Os deuses salvadores

O Século XX recebeu uma Europa que era uma colcha de retalhos de países, economias, crenças políticas e religioso-étnicas, se é que a expressão existe, com uma crença comum: quanto mais território, mais poder. Depois do sofrimento de duas guerras sanguinárias, pareceu aprender a lição, apesar dos conflitos étnicos e religiosos que sobreviveram para mostrar a bestialidade humana.

Esforços imensos foram necessários para a criação da União Europeia, isso depois da queda de ícones da intolerância, como o Muro de Berlim e a própria União Soviética opressora. O Século XXI recebeu um continente aparentemente mais cordato, justo e feliz. Foi infinito enquanto durou: a crise econômica que assola vários países acordou a intranquilidade adormecida durante décadas de ilusão de harmonia, e o medo voltou a morar nos monumentos.

Em algumas antigas peças de teatro gregas as tramas formavam tal emaranhado que soluções lógicas e naturais das histórias se tornavam quase impossíveis; nessas horas um deus era baixado ao palco, normalmente pelo uso de um artefato (máquina) e esse personagem, usando seus poderes, resolvia as pendências das peças de forma artificial.
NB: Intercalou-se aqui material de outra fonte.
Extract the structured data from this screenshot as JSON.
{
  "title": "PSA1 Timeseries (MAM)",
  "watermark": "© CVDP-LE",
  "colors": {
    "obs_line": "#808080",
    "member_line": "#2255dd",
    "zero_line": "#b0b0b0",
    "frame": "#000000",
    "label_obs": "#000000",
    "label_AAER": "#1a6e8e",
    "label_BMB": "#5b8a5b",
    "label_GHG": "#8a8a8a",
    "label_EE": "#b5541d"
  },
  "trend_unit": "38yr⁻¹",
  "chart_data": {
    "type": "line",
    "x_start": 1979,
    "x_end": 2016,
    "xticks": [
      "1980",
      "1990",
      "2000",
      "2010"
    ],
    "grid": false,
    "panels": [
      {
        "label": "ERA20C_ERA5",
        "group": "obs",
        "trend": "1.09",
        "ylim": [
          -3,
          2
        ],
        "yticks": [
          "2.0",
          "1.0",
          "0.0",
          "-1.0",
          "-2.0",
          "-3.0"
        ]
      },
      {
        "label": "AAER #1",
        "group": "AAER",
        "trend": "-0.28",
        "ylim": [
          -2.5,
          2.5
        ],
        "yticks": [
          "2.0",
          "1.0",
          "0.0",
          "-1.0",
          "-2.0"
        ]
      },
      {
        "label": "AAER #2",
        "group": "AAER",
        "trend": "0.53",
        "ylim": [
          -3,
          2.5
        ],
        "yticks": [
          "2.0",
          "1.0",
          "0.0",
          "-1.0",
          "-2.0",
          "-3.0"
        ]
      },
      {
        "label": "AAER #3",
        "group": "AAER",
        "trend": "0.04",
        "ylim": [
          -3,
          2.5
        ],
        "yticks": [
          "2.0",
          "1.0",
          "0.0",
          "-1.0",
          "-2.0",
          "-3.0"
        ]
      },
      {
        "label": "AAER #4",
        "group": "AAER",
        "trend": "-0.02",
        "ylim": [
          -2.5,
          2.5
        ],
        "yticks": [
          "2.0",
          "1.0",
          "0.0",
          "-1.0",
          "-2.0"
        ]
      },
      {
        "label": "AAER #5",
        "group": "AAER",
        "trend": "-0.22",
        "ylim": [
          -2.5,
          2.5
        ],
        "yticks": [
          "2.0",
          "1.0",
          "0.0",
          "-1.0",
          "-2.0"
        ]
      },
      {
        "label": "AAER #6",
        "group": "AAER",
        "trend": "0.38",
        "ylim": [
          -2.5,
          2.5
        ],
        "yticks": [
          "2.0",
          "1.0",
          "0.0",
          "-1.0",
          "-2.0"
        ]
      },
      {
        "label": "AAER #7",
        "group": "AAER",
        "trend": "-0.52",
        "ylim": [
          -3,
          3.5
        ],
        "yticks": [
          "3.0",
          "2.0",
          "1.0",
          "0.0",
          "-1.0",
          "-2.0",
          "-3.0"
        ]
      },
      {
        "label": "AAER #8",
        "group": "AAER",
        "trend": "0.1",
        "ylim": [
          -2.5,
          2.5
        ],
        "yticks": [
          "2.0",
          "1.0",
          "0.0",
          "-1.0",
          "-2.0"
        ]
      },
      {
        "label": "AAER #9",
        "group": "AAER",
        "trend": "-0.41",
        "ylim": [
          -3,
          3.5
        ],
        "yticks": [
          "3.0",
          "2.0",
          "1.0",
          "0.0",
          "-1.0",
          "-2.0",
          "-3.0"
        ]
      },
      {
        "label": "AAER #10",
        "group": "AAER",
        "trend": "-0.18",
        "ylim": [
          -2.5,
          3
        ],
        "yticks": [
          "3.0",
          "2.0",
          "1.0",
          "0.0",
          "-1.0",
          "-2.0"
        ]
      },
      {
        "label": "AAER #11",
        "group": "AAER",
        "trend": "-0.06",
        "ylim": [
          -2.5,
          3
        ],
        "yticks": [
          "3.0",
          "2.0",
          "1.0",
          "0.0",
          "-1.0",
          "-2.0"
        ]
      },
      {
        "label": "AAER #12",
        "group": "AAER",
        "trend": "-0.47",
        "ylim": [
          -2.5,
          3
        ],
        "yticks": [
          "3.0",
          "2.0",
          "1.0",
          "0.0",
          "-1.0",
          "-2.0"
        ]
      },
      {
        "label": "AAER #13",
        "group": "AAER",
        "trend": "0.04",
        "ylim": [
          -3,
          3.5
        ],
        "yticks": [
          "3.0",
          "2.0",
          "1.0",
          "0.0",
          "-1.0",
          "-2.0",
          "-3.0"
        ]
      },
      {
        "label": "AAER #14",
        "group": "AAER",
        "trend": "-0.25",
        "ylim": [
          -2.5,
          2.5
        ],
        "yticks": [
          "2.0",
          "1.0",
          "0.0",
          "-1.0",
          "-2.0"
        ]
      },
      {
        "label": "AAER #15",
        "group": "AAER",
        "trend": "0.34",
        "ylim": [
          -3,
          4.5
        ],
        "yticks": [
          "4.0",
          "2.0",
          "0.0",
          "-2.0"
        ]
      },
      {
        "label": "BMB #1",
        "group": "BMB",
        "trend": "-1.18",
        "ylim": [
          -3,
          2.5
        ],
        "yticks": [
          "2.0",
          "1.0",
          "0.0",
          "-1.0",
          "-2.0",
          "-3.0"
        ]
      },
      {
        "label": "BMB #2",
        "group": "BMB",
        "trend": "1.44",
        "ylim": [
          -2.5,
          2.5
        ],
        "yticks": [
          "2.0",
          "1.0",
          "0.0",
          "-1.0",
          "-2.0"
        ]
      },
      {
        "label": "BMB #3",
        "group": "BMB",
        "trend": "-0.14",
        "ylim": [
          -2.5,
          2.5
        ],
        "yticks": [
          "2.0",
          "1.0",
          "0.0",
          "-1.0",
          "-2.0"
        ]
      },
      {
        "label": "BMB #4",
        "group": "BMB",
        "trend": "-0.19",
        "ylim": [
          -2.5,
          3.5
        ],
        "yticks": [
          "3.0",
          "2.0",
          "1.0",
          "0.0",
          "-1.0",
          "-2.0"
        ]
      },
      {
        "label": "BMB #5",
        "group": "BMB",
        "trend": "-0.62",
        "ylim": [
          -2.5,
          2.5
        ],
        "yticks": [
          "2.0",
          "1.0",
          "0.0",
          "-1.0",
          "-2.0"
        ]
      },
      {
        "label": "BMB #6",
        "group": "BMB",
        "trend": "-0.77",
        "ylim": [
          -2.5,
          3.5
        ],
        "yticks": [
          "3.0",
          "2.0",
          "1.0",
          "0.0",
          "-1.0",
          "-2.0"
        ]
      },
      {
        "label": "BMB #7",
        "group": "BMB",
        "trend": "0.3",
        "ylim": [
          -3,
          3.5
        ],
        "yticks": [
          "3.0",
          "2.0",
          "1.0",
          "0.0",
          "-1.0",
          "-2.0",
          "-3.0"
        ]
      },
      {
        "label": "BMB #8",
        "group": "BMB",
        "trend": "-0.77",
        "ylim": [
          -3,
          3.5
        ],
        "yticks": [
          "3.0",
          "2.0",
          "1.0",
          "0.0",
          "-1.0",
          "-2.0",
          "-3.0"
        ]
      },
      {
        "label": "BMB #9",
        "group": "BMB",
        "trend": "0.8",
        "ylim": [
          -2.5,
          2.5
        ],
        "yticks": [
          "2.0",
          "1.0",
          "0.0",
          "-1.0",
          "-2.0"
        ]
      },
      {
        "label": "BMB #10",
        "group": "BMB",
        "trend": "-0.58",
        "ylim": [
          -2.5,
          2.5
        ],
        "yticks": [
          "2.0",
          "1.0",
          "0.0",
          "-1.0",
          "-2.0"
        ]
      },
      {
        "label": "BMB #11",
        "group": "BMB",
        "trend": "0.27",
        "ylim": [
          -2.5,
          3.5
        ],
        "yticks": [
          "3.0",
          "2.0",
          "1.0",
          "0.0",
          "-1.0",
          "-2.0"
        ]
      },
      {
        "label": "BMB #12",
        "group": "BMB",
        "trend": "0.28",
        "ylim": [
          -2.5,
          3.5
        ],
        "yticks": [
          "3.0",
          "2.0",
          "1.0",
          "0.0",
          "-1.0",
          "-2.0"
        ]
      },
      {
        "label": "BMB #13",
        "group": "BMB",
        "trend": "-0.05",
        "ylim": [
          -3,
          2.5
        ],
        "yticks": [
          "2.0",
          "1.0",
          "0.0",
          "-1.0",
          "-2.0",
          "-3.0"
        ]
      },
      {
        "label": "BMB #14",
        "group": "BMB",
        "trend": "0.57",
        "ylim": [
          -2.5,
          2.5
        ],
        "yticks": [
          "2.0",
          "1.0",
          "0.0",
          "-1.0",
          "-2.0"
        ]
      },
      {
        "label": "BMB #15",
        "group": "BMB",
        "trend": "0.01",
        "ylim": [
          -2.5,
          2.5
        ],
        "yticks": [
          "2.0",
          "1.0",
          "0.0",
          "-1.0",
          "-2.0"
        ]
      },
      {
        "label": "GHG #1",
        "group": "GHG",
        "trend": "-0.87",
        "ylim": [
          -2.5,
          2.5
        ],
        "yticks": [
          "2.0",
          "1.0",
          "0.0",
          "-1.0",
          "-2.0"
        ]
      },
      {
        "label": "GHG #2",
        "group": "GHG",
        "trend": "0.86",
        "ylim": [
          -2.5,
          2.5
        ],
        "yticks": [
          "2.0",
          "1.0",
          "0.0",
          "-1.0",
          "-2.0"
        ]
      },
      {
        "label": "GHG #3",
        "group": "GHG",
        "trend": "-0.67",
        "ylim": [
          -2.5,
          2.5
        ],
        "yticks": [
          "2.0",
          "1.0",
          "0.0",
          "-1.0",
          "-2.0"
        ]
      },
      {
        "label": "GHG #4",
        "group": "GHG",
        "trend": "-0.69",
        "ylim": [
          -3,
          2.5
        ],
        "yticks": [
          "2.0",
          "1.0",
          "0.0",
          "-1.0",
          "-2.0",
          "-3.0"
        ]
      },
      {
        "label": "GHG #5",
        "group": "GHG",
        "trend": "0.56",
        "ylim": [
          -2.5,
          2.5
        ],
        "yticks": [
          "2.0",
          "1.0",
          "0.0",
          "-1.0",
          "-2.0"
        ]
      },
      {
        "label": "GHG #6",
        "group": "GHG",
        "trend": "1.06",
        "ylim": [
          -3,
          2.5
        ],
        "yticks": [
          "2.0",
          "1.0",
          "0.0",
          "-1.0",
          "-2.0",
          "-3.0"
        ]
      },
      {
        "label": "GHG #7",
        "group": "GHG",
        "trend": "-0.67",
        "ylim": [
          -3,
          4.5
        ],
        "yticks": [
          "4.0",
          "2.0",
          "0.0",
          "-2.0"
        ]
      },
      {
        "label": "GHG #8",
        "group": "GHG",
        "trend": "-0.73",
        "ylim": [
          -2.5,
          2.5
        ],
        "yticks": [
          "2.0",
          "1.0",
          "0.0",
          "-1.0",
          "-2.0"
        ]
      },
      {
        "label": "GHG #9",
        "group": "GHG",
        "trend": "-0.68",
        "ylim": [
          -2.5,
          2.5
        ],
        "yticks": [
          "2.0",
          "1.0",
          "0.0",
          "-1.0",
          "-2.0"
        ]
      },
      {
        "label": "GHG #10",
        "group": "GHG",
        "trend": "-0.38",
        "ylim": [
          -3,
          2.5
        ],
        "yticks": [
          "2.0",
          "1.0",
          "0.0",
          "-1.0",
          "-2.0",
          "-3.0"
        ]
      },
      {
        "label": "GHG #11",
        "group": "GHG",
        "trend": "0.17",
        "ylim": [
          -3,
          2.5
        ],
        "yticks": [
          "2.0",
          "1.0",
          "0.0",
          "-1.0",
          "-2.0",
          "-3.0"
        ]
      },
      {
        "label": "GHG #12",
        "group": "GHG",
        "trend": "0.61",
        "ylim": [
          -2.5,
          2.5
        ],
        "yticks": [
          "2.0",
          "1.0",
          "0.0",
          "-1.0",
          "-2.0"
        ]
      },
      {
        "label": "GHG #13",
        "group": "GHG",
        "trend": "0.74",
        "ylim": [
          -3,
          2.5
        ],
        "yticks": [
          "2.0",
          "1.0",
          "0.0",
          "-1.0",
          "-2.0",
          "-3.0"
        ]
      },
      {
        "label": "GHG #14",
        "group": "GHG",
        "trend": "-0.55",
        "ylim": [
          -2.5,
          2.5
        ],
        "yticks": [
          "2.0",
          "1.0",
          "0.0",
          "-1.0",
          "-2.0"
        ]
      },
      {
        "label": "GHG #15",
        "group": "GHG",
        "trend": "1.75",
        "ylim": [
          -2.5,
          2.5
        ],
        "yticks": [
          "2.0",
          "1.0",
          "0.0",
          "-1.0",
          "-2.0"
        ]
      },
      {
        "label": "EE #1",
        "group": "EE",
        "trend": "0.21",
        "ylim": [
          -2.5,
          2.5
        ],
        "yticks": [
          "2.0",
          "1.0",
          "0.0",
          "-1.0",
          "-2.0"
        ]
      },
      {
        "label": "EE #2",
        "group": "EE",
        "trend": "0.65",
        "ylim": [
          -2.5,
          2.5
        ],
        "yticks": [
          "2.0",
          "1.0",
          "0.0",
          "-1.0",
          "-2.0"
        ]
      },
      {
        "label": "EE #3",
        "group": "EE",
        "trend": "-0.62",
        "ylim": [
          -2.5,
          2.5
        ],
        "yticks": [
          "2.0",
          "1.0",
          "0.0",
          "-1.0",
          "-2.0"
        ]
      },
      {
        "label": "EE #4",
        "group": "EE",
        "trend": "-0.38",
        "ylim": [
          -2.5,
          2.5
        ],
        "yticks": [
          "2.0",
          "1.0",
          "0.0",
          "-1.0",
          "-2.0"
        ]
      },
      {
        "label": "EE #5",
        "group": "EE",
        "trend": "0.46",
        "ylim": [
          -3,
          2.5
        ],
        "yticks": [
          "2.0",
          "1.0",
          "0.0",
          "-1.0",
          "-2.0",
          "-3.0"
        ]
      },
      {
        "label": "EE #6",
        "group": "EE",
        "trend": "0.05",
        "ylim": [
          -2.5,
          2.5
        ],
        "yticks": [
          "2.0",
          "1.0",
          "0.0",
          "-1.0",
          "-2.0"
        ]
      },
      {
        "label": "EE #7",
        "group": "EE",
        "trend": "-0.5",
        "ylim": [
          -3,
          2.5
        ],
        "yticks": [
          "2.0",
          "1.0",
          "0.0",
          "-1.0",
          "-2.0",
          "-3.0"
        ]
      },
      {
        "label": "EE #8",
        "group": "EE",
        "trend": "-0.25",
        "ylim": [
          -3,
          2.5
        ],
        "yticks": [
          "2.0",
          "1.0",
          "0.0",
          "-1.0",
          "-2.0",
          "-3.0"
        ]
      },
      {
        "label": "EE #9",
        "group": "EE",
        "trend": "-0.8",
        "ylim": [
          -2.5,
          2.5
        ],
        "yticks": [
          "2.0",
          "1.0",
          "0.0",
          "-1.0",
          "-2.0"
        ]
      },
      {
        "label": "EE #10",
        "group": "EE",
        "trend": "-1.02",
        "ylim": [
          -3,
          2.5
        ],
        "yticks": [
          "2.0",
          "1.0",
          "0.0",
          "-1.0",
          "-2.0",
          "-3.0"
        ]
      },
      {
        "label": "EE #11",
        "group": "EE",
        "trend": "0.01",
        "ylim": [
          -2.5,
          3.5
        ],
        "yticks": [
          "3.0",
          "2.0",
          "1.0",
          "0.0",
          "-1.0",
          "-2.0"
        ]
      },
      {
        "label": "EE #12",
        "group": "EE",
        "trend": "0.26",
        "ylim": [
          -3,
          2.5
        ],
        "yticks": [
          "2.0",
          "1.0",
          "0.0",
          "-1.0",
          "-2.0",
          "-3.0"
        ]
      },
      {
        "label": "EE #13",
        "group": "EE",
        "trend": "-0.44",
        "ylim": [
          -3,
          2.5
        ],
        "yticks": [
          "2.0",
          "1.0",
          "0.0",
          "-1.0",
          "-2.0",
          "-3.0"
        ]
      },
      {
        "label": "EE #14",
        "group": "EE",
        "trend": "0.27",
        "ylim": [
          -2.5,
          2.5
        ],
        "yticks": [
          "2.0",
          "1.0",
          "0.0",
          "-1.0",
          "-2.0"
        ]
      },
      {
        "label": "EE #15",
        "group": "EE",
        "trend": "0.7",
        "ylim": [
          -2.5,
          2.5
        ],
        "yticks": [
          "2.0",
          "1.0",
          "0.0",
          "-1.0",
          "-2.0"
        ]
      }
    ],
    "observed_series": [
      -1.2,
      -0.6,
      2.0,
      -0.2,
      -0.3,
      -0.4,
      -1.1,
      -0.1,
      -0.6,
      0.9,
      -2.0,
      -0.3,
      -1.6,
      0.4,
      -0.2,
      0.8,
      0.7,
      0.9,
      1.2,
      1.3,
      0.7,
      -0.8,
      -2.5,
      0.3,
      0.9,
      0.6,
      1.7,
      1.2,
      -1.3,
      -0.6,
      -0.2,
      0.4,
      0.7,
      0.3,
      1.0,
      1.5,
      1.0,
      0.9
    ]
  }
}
Chamado de “Deus vindo da máquina” pelos gregos, foi apelidado de “Deus ex-machina” pelos romanos. Nos tempos modernos, alguém escreveu: “A guerra é o deus ex-machina do capitalismo”, pois nenhum acontecimento mexe tanto na economia e na cabeça das pessoas quanto uma guerra. Como o deus do teatro grego, ela resolve a situação de forma artificial e beneficia muito mais os mal intencionados do que os justos.

A crise europeia já começou a despertar esses deuses, por enquanto com o nome de partidos políticos, ressuscitando ideologias que julgávamos enterradas. A aparente desgraça econômica alimenta a crença de que soluções radicais, vindas de extremistas, são as únicas soluções. E a suástica recomeça sua dança.

Para completar o quadro, em todos os países em que o islamismo é majoritário, há partidos políticos que defendem a presença ostensiva da religião nos assuntos de Estado.

Será que estamos no caminho de uma tragédia grega muito mal escrita?